Os destroços do Clipper Endeavor, aeronave da Pan Am desaparecida há 74 anos, foram localizados a 600 metros de profundidade no Oceano Atlântico, na costa de Porto Rico. A descoberta foi realizada por um submarino autônomo, encerrando a busca por um avião cujo acidente foi fundamental para a implementação de protocolos de segurança na aviação comercial.

A operação de localização

A identificação do naufrágio ocorreu em 2 de junho de 2026, às 19h14, por meio de um sonar de alta resolução. O veículo submarino autônomo Hugin, operado pela empresa Deep Sea Vision a bordo do navio de pesquisa Fugro Brasilis, foi a ferramenta tecnológica que permitiu o achado. O drone, capaz de submergir até 6.000 metros e operar por quatro dias, detectou a estrutura do Douglas DC-4, que se encontra dividida em duas seções principais.

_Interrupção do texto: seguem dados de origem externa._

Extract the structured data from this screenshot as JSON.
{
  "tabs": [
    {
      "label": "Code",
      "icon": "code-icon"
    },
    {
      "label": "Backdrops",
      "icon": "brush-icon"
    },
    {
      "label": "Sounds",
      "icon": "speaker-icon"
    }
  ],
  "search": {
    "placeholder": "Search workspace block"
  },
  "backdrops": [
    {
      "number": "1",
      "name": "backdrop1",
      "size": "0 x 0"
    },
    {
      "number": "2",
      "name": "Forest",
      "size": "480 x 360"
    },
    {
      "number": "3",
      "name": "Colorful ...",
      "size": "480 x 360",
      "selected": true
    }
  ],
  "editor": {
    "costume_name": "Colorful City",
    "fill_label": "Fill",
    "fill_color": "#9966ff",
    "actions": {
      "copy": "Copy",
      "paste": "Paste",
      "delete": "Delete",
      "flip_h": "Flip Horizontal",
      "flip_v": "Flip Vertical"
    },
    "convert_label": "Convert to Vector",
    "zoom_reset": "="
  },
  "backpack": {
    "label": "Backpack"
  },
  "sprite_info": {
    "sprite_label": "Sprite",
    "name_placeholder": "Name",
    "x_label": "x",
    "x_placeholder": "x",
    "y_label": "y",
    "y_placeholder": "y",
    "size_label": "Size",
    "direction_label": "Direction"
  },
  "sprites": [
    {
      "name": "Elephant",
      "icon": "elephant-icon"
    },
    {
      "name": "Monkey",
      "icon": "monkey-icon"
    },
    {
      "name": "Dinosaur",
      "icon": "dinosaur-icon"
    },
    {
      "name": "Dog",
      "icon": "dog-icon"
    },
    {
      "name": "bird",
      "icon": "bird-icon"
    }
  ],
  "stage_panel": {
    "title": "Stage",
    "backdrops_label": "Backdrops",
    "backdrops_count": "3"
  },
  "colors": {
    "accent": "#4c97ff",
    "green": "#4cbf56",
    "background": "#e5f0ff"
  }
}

A confirmação da identidade da aeronave foi feita via inspeção fotográfica, que revelou o nome do avião e o logotipo da Pan Am na fuselagem de alumínio. A operação foi viabilizada após o navio Fugro Brasilis, que viajava de Trinidad para o Golfo do México, desviar sua rota para colaborar com a missão em San Juan.

O resgate histórico e a investigação

A localização é o resultado de um trabalho iniciado em 2019 por Russ Matthews, cofundador da Air/Sea Heritage Foundation. O historiador baseou a delimitação da área de busca em documentos do Arquivo Geral de Porto Rico, depoimentos de sobreviventes e, principalmente, em um mapa traçado por pilotos da Força Aérea dos EUA que acompanharam o resgate na época.

A Tragédia da Sexta-feira Santa

O acidente aconteceu em 11 de abril de 1952, durante o voo 526A, que partiu de San Juan com destino a Nova York. A aeronave transportava 64 passageiros e cinco tripulantes. Devido a falhas nos motores, o piloto realizou um pouso forçado no mar.

Embora todos tenham sobrevivido ao impacto inicial, a cauda do avião se soltou e a fuselagem inundou rapidamente, afundando em menos de três minutos. A evacuação foi comprometida por barreiras linguísticas, falta de coordenação e a ausência de instruções de emergência. Apesar da chegada rápida da Força Aérea e da Guarda Costeira dos EUA, apenas 17 pessoas foram resgatadas. Outras 52 morreram, algumas por medo de abandonar a cabine diante das condições do mar.

Impacto na segurança aérea

O desastre forçou a Junta de Aeronáutica Civil — antecessora da atual Administração Federal de Aviação — a reformular a segurança nos céus. A partir desse evento, tornaram-se obrigatórias as instruções de procedimentos de emergência, a explicação sobre as rotas de voo e a disponibilização de coletes salva-vidas antes de cada decolagem comercial.

Atualmente, a Air/Sea Heritage Foundation coordena com o governo de Porto Rico a criação de um monumento às vítimas e a ampliação da proteção ao local do naufrágio.